髙砂酒造(旭川市)/製造部部長兼杜氏 森本良久さん(2)

作り手は酒の原料に触れることが大事

森本さん

近年、酒造りの製造工程では機械化による合理化が進んでおり、私もそれは仕方がないことだと思っています。ただ一方で、麹(こうじ)作りや醪(もろみ)の温度の計測など一部の作業は、あえて人の手を使ってやっています。

温度なんてそれこそ機械で管理すれば楽だしもっと正確でしょうが、日ごとに変化する香りを嗅いで、ブクブクと発酵している様子を目で見ることは、造り手にとって大事なことなんですよね。

というのも、私たちは昼しか会社にいないし休みもあるけれど、酒を発酵させる麹菌などの微生物は、夜も休日も関係ない。酒造りというのはそういう生き物が相手の仕事なのでね。
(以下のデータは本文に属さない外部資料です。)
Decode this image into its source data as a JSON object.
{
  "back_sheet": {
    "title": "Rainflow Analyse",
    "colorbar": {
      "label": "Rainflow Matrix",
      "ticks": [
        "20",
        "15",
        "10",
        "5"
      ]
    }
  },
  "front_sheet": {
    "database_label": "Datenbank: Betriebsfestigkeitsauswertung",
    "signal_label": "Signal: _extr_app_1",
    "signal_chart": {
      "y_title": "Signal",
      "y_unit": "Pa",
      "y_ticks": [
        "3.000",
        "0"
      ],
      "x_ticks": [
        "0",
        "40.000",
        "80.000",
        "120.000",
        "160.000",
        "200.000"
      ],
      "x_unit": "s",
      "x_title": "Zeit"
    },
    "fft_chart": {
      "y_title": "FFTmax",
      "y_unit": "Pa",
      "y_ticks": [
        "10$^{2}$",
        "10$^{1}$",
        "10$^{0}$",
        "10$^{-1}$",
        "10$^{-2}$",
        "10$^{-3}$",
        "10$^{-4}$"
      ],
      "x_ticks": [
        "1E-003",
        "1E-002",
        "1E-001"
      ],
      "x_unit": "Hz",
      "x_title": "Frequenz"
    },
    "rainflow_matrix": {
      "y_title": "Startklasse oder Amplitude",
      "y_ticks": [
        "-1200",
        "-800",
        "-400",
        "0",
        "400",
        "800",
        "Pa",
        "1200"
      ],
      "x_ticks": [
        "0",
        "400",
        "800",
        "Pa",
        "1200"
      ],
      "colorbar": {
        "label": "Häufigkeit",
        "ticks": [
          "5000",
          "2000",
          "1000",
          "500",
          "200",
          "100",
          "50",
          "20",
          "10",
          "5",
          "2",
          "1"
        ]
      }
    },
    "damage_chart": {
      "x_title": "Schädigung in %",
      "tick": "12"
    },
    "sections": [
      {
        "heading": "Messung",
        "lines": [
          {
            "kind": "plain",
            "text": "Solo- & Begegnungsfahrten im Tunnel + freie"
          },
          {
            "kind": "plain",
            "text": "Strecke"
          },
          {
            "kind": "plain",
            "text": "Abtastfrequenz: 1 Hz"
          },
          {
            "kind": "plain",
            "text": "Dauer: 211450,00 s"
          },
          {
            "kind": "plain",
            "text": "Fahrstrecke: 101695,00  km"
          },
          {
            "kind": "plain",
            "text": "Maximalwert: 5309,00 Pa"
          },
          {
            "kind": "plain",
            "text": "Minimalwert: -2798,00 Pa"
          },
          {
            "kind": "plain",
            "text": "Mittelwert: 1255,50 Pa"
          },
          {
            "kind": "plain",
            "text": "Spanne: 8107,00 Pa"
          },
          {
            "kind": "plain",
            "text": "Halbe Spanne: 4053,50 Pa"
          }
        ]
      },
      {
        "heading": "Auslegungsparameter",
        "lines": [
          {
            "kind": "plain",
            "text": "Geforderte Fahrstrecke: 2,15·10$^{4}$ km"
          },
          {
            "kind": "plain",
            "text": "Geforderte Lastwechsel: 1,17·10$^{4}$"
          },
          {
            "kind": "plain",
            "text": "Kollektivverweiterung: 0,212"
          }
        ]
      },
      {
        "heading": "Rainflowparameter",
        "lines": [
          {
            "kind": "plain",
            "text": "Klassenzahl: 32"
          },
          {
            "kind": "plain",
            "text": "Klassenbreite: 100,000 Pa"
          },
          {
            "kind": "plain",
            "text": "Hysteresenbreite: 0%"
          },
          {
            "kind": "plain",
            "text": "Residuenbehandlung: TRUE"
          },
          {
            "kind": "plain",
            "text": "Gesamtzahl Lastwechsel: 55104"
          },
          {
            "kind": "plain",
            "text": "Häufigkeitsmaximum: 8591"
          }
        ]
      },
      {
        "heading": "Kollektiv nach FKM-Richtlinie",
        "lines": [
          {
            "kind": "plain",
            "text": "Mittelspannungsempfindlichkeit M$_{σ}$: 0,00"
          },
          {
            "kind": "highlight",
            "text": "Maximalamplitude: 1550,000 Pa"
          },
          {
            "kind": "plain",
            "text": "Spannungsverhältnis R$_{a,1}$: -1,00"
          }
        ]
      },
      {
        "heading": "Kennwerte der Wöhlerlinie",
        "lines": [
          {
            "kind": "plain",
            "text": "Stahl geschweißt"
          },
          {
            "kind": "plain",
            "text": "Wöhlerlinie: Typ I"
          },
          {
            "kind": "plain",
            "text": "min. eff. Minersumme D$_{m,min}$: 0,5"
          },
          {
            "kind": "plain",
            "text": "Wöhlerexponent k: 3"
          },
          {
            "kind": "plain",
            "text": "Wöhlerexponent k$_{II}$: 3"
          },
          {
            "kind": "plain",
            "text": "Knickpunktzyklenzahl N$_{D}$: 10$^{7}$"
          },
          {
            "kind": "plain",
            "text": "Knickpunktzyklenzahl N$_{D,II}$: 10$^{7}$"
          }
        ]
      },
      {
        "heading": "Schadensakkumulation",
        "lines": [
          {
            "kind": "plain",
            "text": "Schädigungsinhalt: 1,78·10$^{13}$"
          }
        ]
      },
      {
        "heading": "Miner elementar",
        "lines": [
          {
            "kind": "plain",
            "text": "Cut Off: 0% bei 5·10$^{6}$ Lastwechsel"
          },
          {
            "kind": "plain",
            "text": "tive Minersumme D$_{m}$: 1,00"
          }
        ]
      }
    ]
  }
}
実際、仕込みや醪の発酵がうまくいっていたとしても、搾ってみないと出来の良し悪しはわかりません。本当に何度やってもそうで、こういう面白い部分は、原料や醪に触れることで深く感じることができるんです。

蔵にあるお酒の貯蔵タンク

私が杜氏になった時代の北海道では辛口の酒が好まれましたが、最近はすっかり好みが多様化していて、販売されている酒の味もさまざまです。

豊富に商品をそろえる直売店「明治酒蔵」

おかげで、甘口が好きなのか酸味が強い方がいいのか、舌に合う酒を見つけるという楽しみが生まれました。当蔵の直売店でも試飲ができますので、自分の好みの味と出合ってください。